MeCab-based Korean dictionary (ko-dic) included in the binary
Works immediately without additional downloads or external services
Rust native, so the build is done in one go
The tradeoff is that the binary size increases by ~80MB. But I thought this was acceptable for a personal project. As an alternative, I added Kiwi (a Korean-specialized analyzer) as an option. I later learned that Kiwi is said to have better analysis quality, which is why it became an option. There doesn't seem to be a significant difference in practice.
POS Filtering: Keep Only Meaningful Words
If you index every piece the morphological analyzer produces, search accuracy actually gets worse.
"임베딩 모델을 최적화했습니다"
All morphemes → 임베딩 / 모델 / 을 / 최적화 / 하 / 았 / 습니다
"을", "하", "았", "습니다" are useless for search. So I select and preserve only meaningful parts of speech:
Nouns (모델, 최적화, 검색, SQLite)
Verbs/Adjectives (구현하다, 빠르다)
Foreign words (embedding, vector, BM25)
Particles, endings, and suffixes are all discarded. Single-character tokens also become noise and are removed.

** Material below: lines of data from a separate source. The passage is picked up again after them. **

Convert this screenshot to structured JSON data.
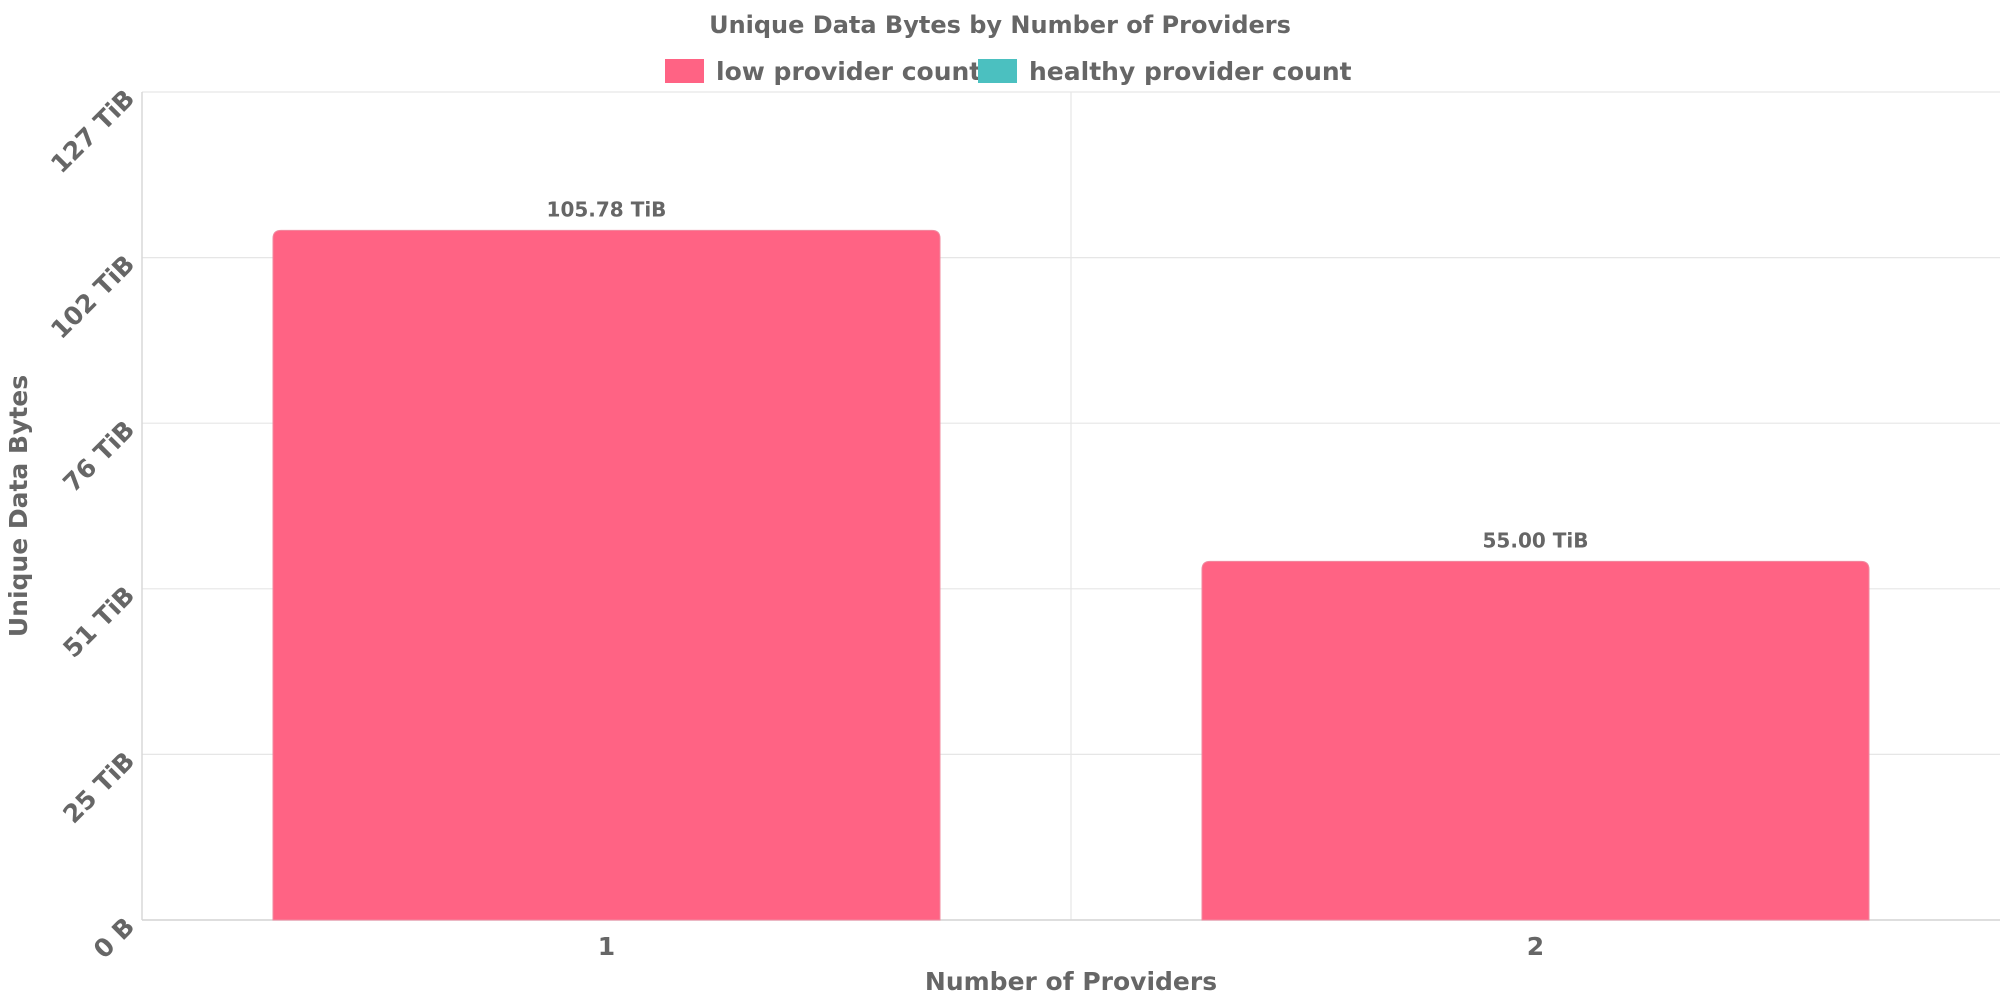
{
  "chart_data": {
    "type": "bar",
    "title": "Unique Data Bytes by Number of Providers",
    "xlabel": "Number of Providers",
    "ylabel": "Unique Data Bytes",
    "categories": [
      "1",
      "2"
    ],
    "series": [
      {
        "name": "low provider count",
        "color": "#ff6384",
        "values": [
          105.78,
          55.0
        ],
        "data_labels": [
          "105.78 TiB",
          "55.00 TiB"
        ]
      },
      {
        "name": "healthy provider count",
        "color": "#4bc0c0",
        "values": [
          null,
          null
        ],
        "data_labels": []
      }
    ],
    "unit": "TiB",
    "ylim": [
      0,
      127
    ],
    "y_ticks": [
      {
        "value": 0,
        "label": "0 B"
      },
      {
        "value": 25.4,
        "label": "25 TiB"
      },
      {
        "value": 50.8,
        "label": "51 TiB"
      },
      {
        "value": 76.2,
        "label": "76 TiB"
      },
      {
        "value": 101.6,
        "label": "102 TiB"
      },
      {
        "value": 127,
        "label": "127 TiB"
      }
    ],
    "grid": true,
    "legend_position": "top-center"
  }
}
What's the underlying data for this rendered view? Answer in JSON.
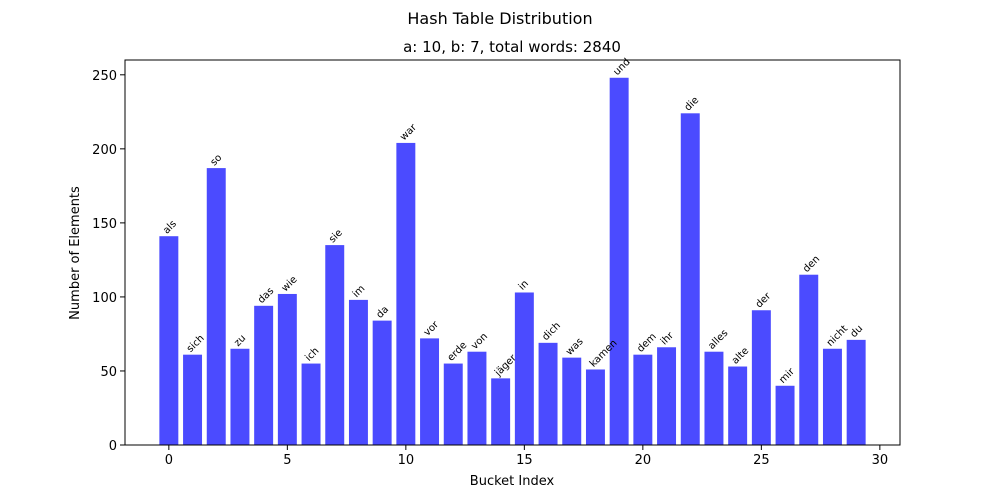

Result: "임베딩" "모델" "최적화" — Only the essentials for search remain. To exclude noise as much as possible, I layered it into nouns, verbs/adjectives, and foreign words. Once you get to vector DB, chunk quality ultimately becomes context quality. You have to reduce noise as much as possible. (And the more recent trend is to put raw conversation text and RAG documents directly in the DB, then apply morphological separation, compression, or organization layers from there. The advantage is you can change the algorithm and reindex regardless of how much noise is generated)
Why I Didn't Use sqlite-vec
The original plan was to handle both FTS5 (text search) and sqlite-vec (vector search) entirely within SQLite. (Everyone's doing it!) But sqlite-vec gave me a C compilation error on my Mac. Since it's still in alpha (0.1), platform compatibility was unstable.
I ended up solving the vector side another way, and if interested, I'd like to explain how I implemented vector search without external services to find "semantically similar conversations" where text matching alone isn't enough.
The core was implementing Korean full-text search on top of a single SQLite database without external services. Using the Pre-Tokenization workaround, you can cleanly bypass the problem that FTS5 doesn't understand Korean.
Technology | Role | Reason for Selection |
|---|
SQLite FTS5 | Full-text search + BM25 ranking | Zero infrastructure, single-file DB |
Lindera (ko-dic) | Korean morphological analysis | Rust native, no external dependencies |
Pre-Tokenization | Add Korean support to FTS5 | Practical solution without C extensions |
POS Filtering | Improve search precision | Remove particle/ending noise |
This post is written without (no) vibe. You can read it with confidence. 😁 Real agentic development isn't about headfirst diving into bare ground. It's a two-person-three-legged race, a grand chaos collaboration between domain knowledge from human intelligence built through experience and the tireless accurate work of AI used without restraint.